The term "extreme" pornography is not clearly defined in the legislation, and therefore a potential defendant would not be able to understand anticipate if being in possession of certain images might be illegal, Jackman said of Holland's claims.
He also said that there is insufficient guidance from the director public prosecutions as to when these offenses will be prosecuted and that the offense is disproportionate to the legislation's intended aims.
"Holland does not want others to go through the ordeal that he has faced," Jackman said in a statement made today. "Mr. Holland wants to ensure that others are not prosecuted unnecessarily in the manner that he was.
"He remains subject to the risk of further criminal charges in the event that he is in possession of similar joke images in the future."
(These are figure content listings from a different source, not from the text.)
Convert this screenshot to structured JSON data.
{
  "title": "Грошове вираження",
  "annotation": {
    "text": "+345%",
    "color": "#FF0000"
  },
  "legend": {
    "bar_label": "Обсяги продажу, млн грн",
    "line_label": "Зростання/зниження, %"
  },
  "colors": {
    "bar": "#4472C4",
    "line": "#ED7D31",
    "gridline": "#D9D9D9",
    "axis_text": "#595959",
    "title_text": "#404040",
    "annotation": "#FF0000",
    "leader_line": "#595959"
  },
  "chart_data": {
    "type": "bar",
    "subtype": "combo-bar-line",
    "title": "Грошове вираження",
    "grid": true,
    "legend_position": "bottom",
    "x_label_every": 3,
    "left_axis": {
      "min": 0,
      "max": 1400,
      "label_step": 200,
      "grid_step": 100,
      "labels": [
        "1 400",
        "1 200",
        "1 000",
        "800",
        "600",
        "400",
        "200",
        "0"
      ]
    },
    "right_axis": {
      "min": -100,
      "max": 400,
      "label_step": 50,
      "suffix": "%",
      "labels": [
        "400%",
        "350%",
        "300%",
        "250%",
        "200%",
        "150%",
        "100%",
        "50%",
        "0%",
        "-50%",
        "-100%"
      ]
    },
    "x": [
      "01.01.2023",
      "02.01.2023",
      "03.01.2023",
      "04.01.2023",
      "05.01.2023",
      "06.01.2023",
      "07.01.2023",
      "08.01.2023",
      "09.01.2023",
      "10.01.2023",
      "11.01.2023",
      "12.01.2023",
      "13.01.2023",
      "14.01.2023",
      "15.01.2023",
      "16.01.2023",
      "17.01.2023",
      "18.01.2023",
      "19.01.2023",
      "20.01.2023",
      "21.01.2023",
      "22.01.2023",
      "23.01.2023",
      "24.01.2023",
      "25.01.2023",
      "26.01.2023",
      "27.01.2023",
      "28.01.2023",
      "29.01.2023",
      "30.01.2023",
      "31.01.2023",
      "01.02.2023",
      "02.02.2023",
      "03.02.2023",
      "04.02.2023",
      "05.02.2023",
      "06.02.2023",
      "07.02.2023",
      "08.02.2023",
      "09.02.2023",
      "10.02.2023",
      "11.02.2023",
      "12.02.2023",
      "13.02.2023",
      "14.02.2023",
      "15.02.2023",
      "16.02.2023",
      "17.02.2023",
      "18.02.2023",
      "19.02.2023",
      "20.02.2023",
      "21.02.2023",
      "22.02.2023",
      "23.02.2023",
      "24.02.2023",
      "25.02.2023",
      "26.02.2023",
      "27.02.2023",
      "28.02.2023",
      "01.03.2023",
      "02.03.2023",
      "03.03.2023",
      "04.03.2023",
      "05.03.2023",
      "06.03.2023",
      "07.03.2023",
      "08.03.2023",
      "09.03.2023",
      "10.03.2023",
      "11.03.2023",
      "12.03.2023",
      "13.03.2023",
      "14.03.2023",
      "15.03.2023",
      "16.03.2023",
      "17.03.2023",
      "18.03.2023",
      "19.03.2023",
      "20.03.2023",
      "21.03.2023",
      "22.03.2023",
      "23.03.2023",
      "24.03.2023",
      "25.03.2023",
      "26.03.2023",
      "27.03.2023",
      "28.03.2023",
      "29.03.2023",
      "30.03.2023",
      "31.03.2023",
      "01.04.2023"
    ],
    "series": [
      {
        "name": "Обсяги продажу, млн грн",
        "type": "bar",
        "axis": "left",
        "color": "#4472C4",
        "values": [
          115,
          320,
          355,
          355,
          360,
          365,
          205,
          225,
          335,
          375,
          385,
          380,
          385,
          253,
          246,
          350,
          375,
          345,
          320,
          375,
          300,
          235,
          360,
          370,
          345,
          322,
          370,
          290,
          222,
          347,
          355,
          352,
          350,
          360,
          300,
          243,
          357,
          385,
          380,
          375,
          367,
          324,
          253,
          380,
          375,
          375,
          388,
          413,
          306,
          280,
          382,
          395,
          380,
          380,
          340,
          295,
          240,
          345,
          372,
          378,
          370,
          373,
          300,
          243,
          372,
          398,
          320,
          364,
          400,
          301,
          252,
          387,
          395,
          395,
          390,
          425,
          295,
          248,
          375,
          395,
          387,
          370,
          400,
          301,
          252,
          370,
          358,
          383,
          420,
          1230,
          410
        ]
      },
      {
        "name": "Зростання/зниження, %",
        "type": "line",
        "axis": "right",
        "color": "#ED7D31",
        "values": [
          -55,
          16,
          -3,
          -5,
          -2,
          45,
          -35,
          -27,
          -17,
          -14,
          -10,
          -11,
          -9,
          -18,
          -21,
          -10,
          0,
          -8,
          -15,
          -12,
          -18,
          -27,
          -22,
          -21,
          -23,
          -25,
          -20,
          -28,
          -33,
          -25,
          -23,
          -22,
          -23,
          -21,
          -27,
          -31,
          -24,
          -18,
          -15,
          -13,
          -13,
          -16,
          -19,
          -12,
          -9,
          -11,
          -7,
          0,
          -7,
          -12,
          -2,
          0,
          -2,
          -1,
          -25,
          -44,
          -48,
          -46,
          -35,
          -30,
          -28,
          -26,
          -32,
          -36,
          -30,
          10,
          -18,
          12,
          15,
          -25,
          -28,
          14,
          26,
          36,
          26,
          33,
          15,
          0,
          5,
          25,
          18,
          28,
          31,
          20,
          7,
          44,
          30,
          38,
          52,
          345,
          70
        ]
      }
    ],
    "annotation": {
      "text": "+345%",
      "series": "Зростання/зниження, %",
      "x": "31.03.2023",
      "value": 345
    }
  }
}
Jackman said that if his firm's plea fails the Human Rights Impact Assessment, his firm has requested that this be confirmed in writing so that he can issue judicial review proceedings at the high court.
"This review comes when it has become clear that millions of adults using mobile phone messaging services like WhatsApp can be sent potentially 'extreme' material to their phones, by friends, without knowing that they are actually in technical possession of illegal images," Jackman said. "If it is unclear whether an image might be extreme and therefore illegal, how can a person be expected to know if they’ve broken the law?"
The offense of possession of an "extreme" pornographic image was introduced in 2008 under Section 63 of the Criminal Justice and Immigration Act of 2008 and has resulted in more than 5,500 prosecutions, with the lion's share for clips of bestiality.
Under the U.K. statute, a person can be prosecuted for possession of a pornographic image labeled “extreme” if it shows necrophilia or bestiality, threatens someone’s life or could cause serious injury to anus, breasts or genitals. In addition, the law applies to “grossly offensive” or “disgusting” images.
Jon Fuller, a spokesman for Backlash, which campaigns on matters of sexual freedom, said the issue “potentially criminalizes” millions of people.
“This law threatens anyone with a sex life they want to keep private,” he said in a release today. “It threatens ordinary members of the public who exchange dirty jokes by phone and over the Internet.”